Just a few miles away at the Casey’s General Store in Maroa, Clint Johnson said he did not know much about the the project, but he did not look forward to seeing the the turbines in the fields.
“They’re kind of an eyesore,” he said.
But as Diane Roberts stopped by the store, she said she was happy to see Central Illinois move toward clean energy.
“We should be promoting clean energy projects like wind and solar,” she said.
While clean energy’s impact on the environment is often lauded, some worry about birds and other animals and the effects on their habitat when a wind farm is operational.
The American Wind Wildlife Institute is a nonprofit partnership of leaders in the wind industry, science and environmental organizations, and wildlife management agencies. Its goal is to promote wind energy while protecting wildlife.
In a 2016 report by the institute, the annual fatality rate for birds in most studies ranged from 3 to 5 birds per megawatt. Radford’s Run Wind Farm will have turbines that produce just over 2 megawatts per hour.

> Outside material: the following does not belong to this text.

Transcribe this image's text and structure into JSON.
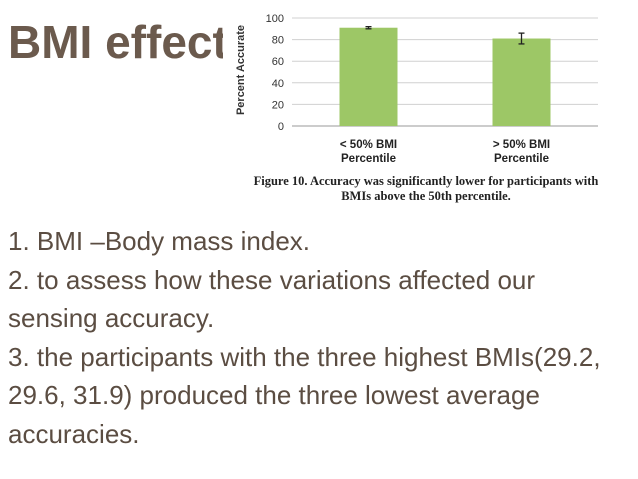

The report does note that newer, larger turbines seem to have a lower fatality rates due to fewer overall rotations.
“The amount of research in the peer-reviewed literature continues to grow, reflecting the continued interest in understanding wind-wildlife interactions,” the reported noted.
As for why this location was chosen for its latest wind farm, Tulis praised the area and the wind that sails through Central Illinois.
“The wind resource in Illinois is one of the best in the country,” he said, “and there was transmission capacity to get the power to market.”
This story has been corrected to reflect the correct location of the wind farm, west of U.S. 51 in northern Macon County.